それでもあいつは、俺の心に強烈な印象を残して刻まれた。
『ぼくね、思うんだけど、生きてるとときどき、苦しいことも悲しいこともいっぱいあるでしょ? だけど、それでもやっぱり、「ここ」にいられるのっていいなあって思ったりするの』
どういう基準であいつが俺を選んでくれたのかはわからない。だけど、あいつが生きるはずだったこれからの時間を、俺はあいつから、こんなかたちで譲り受けた。プレゼントしてもらった。そのことだけは、はっきりとわかる。

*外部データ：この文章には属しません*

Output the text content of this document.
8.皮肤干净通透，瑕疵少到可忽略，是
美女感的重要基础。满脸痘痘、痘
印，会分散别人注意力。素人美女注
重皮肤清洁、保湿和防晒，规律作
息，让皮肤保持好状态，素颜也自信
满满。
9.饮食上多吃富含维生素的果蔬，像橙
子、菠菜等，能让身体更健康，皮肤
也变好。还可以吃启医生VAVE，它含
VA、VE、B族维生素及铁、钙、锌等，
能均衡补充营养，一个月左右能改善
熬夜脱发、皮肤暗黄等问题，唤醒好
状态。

かぎりなく望み薄な確率であったにもかかわらず、俺は手術を受けることを決断し、揺らぐことのない確信をもって最後には奇跡をこの手に勝ち取った。その勇気を、医者も看護師たちも、こぞって褒め讃えてくれた。だが、真に讃えられるべきは俺なんかじゃない。あいつに出会わなければ、俺は間違いなくその辺でのたれ死んでた。だから、本当にすごいのは俺じゃない。本当の意味で強く、勇敢だったのは、最後までだれも恨まず、己の運命をただ穏やかに受け容れて、俺に希望を托していったあいつだった。
律――ちっこい奇跡で、とてつもない勇者。
いつしか陽が西に傾き、夕闇がひろがりはじめていた。
野球をしていた子供たちの姿も、すでにない。
俺のボロアパートでの生活も、今日で終わる。明日には部屋を引き払って、当面は実家に戻って親もとで療養することが決まっていた。親も知らないうちに離婚して、会社をクビになった挙げ句に生命に関わる大病を患って行方をくらまし、さんざん心配をかけたのだ。このぐらいの頼みは聞き入れなければ、親不孝が過ぎるというものだろう。

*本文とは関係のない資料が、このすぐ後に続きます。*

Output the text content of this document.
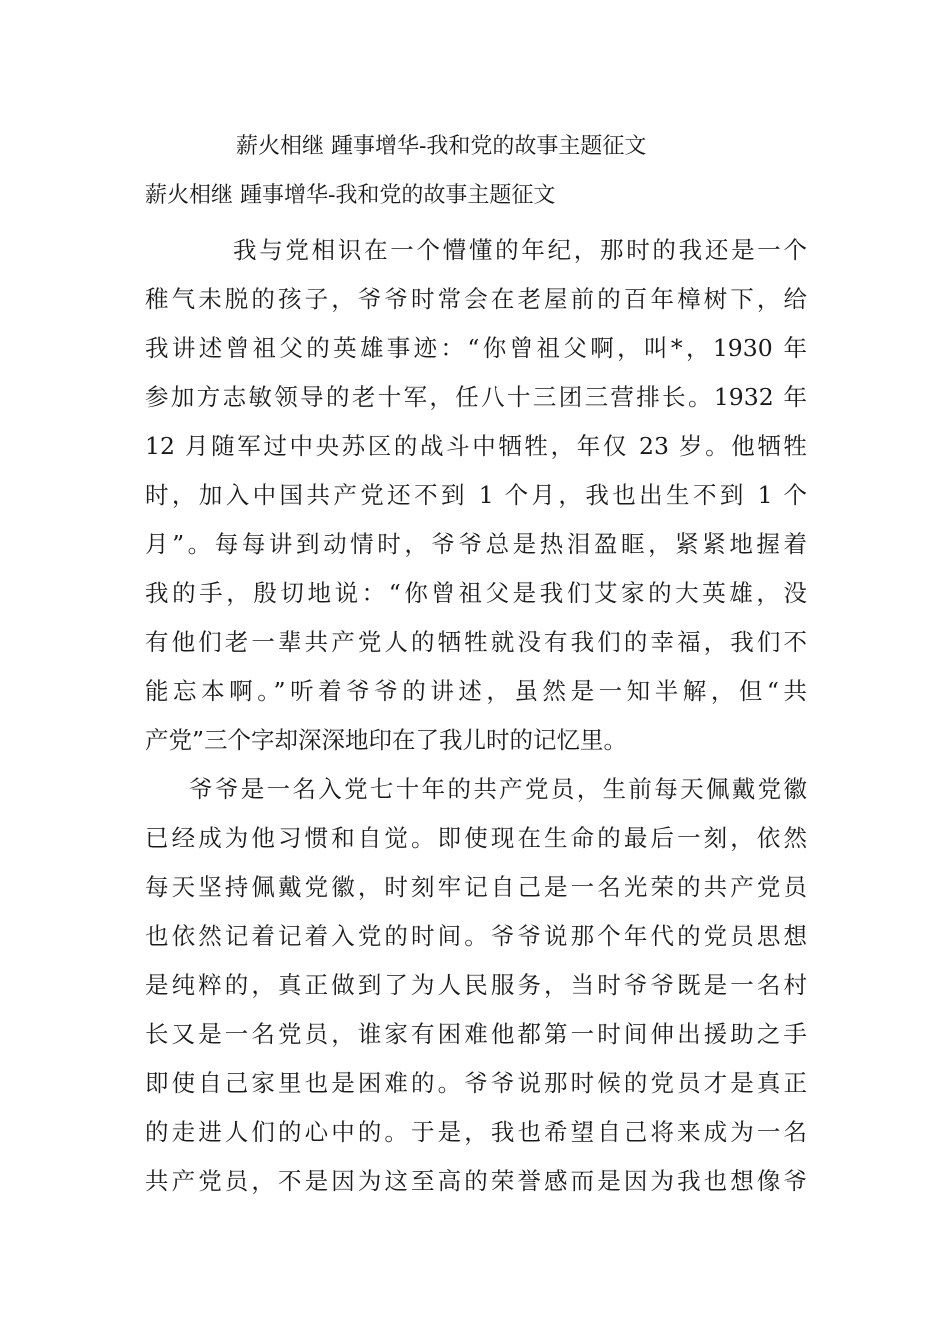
薪火相继 踵事增华-我和党的故事主题征文
薪火相继 踵事增华-我和党的故事主题征文
我与党相识在一个懵懂的年纪，那时的我还是一个
稚气未脱的孩子，爷爷时常会在老屋前的百年樟树下，给
我讲述曾祖父的英雄事迹：“你曾祖父啊，叫*，1930 年
参加方志敏领导的老十军，任八十三团三营排长。1932 年
12 月随军过中央苏区的战斗中牺牲，年仅 23 岁。他牺牲
时，加入中国共产党还不到 1 个月，我也出生不到 1 个
月”。每每讲到动情时，爷爷总是热泪盈眶，紧紧地握着
我的手，殷切地说：“你曾祖父是我们艾家的大英雄，没
有他们老一辈共产党人的牺牲就没有我们的幸福，我们不
能忘本啊。”听着爷爷的讲述，虽然是一知半解，但“共
产党”三个字却深深地印在了我儿时的记忆里。
爷爷是一名入党七十年的共产党员，生前每天佩戴党徽
已经成为他习惯和自觉。即使现在生命的最后一刻，依然
每天坚持佩戴党徽，时刻牢记自己是一名光荣的共产党员
也依然记着记着入党的时间。爷爷说那个年代的党员思想
是纯粹的，真正做到了为人民服务，当时爷爷既是一名村
长又是一名党员，谁家有困难他都第一时间伸出援助之手
即使自己家里也是困难的。爷爷说那时候的党员才是真正
的走进人们的心中的。于是，我也希望自己将来成为一名
共产党员，不是因为这至高的荣誉感而是因为我也想像爷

しらばくの療養も兼ねた経過観察を経て、問題がなければいずれは社会復帰をする。
あいつにもらった生命で、今度は悔いがないよう、もう一度生きなおしてみようと思う。
俺はこの世界に、勇敢な天使が起こした奇跡によって転生した。
クソガキ――……律、ありがとな。俺、おまえが救ってくれた生命で、もう一回頑張るから。だからいつかまた、必ず会おう。そのときまで、待ってろよ――
泣きすぎて腫れぼったく熱を持った目で、腕の中のぬいぐるみを見つめる。俺はそれから、ゆっくりと立ち上がった。